Clear Evidence: What You Eat Affects Your Mental Health

If there’s one concept health researchers have come to agree on it’s this: What you eat matters. Although they don’t always agree on what constitutes a healthy diet, medical experts have long understood that while certain foods can help to improve your physical well-being, others have the opposite effect.

Now, a new collection of evidence clearly demonstrates that what you eat also affects your mental health. A review article published last month in the journal European Neuropsychopharmacology details the emerging evidence on how our diets affect our moods and mental well-being.

It makes sense, the researchers write, because “the composition, structure, and function of the brain are dependent on the availability of appropriate nutrients.” People with specific mental health conditions—including epilepsy, depression, and anxiety—may need to alter their diets in different ways. Here’s what the research has shown to date:

  • Several credible systematic reviews have shown that a diet rich in fresh fruits and vegetables, whole grains and lean proteins can help to improve overall mood and general feelings of happiness; it can also reduce symptoms of depression.
  • Specific diet interventions can help improve the symptoms of some mental health disorders. For example, there is credible evidence that the ketogenic diet, which cuts back on carbohydrates and focuses on calories from protein and fat, reduces the frequency of seizures in children with epilepsy.
  • Not getting enough of a specific nutrient can affect your mental health. For example, a deficiency in vitamin B12 leads to fatigue, lethargy, depression, poor memory, and is associated with mania and psychosis. When pregnant women don’t get enough folic acid, their children can have developmental problems, and those children are more likely to develop depression as adults. And not getting enough niacin can lead to dementia, diarrhea, and itchy skin.
  • There is clear evidence that diet has an effect on cognitive function later in life, the researchers write, even though we still don’t understand how this works in the body. Still, evidence shows that the Mediterranean diet—which focuses on whole foods and lean proteins and cuts out processed foods and sugars—is associated with higher levels of cognitive function later in life. And that diets high in sugar and fat lead to cardiometabolic diseases, which have negative effects on cognition.

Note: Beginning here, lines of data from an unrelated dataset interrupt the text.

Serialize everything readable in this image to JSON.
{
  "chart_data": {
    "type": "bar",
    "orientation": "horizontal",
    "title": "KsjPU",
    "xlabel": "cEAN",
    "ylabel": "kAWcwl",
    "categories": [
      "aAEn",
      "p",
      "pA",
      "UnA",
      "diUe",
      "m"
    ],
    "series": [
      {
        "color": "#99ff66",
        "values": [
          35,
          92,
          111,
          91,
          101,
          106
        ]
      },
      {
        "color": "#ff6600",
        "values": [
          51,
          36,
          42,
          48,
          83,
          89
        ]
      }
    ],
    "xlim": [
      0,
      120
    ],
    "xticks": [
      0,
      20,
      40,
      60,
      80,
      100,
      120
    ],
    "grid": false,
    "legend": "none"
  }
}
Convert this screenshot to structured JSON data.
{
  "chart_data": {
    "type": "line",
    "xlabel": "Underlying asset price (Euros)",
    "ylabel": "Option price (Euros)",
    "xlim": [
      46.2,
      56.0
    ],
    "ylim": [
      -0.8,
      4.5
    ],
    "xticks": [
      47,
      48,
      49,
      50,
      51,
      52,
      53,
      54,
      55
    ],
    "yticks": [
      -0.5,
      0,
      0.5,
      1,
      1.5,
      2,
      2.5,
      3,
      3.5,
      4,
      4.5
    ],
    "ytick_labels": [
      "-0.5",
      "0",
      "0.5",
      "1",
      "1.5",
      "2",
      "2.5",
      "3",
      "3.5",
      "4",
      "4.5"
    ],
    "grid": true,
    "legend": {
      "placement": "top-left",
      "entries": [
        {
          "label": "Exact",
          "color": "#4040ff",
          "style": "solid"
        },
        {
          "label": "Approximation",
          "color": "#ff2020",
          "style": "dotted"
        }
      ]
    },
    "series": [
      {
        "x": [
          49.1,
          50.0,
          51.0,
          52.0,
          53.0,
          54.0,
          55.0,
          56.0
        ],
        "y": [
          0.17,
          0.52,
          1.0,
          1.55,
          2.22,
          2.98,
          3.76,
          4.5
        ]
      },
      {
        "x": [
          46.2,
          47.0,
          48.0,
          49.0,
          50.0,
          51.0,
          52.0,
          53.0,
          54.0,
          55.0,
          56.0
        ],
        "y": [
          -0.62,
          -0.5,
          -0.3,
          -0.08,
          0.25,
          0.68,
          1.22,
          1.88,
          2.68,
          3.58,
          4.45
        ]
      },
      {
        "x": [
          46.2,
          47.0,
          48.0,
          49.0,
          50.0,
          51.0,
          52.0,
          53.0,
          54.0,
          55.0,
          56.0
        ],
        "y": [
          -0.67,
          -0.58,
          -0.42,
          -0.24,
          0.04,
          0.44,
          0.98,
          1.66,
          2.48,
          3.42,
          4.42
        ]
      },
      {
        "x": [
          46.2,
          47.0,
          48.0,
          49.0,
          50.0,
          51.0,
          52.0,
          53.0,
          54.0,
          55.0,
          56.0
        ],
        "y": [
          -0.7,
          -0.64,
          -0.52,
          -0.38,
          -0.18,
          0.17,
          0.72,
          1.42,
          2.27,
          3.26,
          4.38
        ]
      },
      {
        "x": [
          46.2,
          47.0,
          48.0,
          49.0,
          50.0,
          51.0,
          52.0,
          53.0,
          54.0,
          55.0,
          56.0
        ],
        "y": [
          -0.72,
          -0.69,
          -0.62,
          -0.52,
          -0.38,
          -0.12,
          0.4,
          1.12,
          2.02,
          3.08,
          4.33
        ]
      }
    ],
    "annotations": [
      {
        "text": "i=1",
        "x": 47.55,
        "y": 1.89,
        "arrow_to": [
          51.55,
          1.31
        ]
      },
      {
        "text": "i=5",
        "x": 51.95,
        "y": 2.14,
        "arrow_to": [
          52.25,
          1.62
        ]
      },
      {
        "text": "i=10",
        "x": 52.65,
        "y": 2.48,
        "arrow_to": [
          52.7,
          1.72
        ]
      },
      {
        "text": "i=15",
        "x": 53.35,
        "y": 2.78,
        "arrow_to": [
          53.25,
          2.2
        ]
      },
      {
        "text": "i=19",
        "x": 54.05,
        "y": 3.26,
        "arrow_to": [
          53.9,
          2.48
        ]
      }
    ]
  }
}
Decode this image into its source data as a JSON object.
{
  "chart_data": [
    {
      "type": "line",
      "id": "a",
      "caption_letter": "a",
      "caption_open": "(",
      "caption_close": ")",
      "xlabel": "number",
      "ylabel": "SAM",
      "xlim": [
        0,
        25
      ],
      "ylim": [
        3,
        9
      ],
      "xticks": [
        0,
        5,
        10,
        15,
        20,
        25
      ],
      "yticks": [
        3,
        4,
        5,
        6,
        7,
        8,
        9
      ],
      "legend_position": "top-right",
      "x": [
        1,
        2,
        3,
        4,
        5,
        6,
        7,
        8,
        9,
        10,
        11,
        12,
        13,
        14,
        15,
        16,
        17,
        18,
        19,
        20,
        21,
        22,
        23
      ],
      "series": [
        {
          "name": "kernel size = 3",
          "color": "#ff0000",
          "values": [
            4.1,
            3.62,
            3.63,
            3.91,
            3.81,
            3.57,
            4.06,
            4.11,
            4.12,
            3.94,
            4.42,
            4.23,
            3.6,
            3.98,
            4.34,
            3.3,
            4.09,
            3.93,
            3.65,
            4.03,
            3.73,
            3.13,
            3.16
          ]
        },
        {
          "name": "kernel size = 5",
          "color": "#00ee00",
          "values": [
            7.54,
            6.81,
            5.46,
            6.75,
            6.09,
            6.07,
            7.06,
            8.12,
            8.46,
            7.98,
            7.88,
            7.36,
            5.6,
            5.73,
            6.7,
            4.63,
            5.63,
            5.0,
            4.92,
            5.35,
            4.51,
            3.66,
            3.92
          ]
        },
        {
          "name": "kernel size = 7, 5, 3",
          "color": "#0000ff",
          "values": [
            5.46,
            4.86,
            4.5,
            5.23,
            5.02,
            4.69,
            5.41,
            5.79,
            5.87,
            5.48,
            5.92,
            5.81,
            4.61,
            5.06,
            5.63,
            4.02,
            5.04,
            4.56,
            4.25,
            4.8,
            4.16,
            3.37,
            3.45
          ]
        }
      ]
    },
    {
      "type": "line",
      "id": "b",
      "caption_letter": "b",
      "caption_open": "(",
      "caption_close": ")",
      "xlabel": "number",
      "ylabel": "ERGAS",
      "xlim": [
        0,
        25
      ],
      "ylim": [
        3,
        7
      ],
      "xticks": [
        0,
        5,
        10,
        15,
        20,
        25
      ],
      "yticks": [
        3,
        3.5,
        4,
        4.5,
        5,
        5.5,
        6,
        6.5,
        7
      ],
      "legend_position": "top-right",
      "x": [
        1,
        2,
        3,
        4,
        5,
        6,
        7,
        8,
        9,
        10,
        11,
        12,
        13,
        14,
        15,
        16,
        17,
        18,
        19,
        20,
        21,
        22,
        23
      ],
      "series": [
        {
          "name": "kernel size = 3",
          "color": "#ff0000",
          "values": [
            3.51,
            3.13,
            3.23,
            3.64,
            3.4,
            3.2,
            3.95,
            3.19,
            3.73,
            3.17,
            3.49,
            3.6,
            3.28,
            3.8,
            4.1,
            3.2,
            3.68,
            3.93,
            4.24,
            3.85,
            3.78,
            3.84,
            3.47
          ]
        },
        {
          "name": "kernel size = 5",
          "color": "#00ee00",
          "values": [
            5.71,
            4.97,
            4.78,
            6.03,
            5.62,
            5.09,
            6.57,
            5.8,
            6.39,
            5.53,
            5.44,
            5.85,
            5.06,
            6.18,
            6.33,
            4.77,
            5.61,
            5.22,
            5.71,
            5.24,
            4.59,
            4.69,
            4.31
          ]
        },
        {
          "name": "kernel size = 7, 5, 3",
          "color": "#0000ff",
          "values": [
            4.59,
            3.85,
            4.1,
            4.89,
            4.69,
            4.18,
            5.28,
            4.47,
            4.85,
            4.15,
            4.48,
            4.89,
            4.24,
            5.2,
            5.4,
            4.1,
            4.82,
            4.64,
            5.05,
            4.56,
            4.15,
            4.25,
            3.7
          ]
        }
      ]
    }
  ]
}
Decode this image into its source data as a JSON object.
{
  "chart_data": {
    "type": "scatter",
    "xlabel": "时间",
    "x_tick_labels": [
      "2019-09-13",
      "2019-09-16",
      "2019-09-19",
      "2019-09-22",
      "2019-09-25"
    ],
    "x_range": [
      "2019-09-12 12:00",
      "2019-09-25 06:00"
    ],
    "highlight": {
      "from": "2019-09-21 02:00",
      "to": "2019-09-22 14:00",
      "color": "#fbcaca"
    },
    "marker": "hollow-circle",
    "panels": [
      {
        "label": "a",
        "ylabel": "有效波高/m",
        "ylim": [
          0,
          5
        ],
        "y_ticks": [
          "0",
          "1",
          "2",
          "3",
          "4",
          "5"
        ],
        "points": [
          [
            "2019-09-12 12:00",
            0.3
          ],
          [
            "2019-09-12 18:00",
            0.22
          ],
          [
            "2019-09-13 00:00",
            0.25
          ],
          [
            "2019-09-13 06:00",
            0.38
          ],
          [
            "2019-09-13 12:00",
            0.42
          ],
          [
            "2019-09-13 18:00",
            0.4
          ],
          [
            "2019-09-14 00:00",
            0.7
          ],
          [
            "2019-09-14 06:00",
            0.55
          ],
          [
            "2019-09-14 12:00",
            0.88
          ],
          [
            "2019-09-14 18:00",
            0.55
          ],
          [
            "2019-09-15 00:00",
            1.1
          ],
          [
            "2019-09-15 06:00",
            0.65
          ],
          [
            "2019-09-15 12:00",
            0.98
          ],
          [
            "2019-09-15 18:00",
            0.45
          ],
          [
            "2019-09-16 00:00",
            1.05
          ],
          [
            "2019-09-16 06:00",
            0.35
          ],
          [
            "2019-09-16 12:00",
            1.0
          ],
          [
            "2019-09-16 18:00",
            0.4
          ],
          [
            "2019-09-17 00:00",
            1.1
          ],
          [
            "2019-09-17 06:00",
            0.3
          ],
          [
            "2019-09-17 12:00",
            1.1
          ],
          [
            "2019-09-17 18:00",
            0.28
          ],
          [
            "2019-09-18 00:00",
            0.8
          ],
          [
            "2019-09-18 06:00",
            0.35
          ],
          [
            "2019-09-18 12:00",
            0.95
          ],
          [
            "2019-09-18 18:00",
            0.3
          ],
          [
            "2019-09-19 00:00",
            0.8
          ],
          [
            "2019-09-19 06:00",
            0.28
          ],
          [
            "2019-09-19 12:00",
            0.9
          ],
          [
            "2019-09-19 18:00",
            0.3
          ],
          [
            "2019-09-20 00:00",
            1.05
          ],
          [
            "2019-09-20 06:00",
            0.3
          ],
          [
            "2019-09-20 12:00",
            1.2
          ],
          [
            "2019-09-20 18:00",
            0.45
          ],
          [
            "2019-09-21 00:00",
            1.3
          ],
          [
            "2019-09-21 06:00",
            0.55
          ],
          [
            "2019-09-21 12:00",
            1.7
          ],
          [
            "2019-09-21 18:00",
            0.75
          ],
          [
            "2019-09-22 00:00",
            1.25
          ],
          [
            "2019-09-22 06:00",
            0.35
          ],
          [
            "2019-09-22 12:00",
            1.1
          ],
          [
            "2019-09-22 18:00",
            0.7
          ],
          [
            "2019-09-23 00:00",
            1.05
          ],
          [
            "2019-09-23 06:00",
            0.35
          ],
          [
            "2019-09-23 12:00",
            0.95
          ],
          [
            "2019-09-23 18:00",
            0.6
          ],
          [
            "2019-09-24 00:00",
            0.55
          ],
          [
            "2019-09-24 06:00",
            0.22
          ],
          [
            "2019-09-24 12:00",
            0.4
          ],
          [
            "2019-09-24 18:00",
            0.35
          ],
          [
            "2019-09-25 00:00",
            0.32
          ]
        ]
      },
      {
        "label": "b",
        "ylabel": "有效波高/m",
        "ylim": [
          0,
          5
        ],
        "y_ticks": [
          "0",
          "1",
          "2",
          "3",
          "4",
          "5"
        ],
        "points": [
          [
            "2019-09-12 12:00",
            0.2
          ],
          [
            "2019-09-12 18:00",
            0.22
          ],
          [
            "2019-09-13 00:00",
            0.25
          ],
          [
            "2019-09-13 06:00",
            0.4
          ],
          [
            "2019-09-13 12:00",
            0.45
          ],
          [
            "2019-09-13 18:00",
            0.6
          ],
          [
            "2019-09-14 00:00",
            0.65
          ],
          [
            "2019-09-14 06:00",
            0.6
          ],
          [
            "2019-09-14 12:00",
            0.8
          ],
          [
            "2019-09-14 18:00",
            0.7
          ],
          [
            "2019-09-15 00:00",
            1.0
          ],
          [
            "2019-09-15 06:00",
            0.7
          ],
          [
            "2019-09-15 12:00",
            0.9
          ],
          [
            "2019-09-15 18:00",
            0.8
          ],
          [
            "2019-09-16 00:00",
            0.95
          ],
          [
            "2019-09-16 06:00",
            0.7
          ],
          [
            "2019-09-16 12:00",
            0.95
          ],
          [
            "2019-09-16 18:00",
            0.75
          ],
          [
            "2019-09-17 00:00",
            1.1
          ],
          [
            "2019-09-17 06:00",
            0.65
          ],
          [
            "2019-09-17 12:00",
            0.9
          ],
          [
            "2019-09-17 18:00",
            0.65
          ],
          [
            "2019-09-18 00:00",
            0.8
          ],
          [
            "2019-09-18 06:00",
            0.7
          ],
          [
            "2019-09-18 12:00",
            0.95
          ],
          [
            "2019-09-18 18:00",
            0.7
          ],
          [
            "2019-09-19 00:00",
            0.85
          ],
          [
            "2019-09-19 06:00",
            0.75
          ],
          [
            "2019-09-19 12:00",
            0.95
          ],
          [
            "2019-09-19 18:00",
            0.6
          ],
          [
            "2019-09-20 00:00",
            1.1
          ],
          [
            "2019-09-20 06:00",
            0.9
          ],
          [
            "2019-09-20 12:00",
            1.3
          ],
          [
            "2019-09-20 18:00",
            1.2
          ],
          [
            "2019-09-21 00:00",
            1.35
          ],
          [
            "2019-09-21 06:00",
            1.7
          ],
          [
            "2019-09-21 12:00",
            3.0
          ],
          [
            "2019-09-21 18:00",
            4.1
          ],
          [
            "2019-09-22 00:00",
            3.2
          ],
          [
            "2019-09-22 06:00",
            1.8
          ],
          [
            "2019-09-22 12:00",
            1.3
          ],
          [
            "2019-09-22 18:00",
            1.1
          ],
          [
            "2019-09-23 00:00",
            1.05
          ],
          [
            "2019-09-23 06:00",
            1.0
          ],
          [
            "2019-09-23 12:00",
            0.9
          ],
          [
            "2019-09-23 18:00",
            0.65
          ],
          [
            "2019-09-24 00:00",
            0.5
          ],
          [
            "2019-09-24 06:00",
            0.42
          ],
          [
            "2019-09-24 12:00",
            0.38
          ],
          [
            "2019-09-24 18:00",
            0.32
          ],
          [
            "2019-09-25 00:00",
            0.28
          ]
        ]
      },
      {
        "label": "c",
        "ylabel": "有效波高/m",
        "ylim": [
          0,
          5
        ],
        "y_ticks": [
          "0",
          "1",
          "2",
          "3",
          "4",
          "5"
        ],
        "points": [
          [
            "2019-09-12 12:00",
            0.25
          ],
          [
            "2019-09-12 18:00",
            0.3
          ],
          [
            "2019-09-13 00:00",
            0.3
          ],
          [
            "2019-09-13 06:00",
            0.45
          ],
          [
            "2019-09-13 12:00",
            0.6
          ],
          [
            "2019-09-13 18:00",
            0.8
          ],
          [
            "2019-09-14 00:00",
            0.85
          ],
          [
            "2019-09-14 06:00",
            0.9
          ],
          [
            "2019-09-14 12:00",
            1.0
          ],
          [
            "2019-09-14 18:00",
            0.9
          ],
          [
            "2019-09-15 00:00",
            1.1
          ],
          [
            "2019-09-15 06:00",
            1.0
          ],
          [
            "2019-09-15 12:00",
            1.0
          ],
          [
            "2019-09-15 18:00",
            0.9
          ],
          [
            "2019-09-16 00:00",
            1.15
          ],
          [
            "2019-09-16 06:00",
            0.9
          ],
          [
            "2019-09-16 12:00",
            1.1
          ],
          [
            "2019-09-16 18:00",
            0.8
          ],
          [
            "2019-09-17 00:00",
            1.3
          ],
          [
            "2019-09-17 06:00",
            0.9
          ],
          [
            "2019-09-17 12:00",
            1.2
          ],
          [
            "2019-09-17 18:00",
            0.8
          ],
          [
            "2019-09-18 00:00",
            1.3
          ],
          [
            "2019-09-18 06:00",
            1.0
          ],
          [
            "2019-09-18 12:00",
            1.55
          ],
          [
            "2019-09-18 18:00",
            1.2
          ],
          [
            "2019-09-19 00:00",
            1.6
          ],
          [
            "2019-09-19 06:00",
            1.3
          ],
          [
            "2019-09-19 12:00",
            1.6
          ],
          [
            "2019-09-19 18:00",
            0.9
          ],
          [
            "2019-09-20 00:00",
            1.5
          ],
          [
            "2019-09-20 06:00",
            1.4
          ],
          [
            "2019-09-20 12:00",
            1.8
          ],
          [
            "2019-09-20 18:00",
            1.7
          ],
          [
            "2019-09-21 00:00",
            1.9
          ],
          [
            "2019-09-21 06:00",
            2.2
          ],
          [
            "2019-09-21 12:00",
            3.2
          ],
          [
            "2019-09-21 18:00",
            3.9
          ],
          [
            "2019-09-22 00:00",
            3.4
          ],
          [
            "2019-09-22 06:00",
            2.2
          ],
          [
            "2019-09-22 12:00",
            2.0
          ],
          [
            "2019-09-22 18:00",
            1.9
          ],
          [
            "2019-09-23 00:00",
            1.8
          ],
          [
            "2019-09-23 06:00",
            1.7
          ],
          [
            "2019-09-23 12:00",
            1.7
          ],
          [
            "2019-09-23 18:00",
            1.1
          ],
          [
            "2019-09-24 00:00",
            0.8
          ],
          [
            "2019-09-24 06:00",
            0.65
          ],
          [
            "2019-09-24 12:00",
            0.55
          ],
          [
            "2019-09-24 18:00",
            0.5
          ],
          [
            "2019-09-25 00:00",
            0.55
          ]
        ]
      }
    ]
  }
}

The report explains that researchers still have a lot to learn. For example, there have been many studies focused on supplements or elimination diets for people with attention deficit hyperactivity disorder, or ADHD, but the evidence has been inconclusive to date. And even when researchers have found an association between a specific diet and improved mental health, they often don’t understand how foods help support those improvements.

Yet the take-home message is clear: The foods that we eat do affect our moods, feelings and cognitive function. A diet focused on fruits and vegetables, lean proteins and whole grains can help to boost mental health. And specific supplements and diets are proven to help with certain mental health conditions.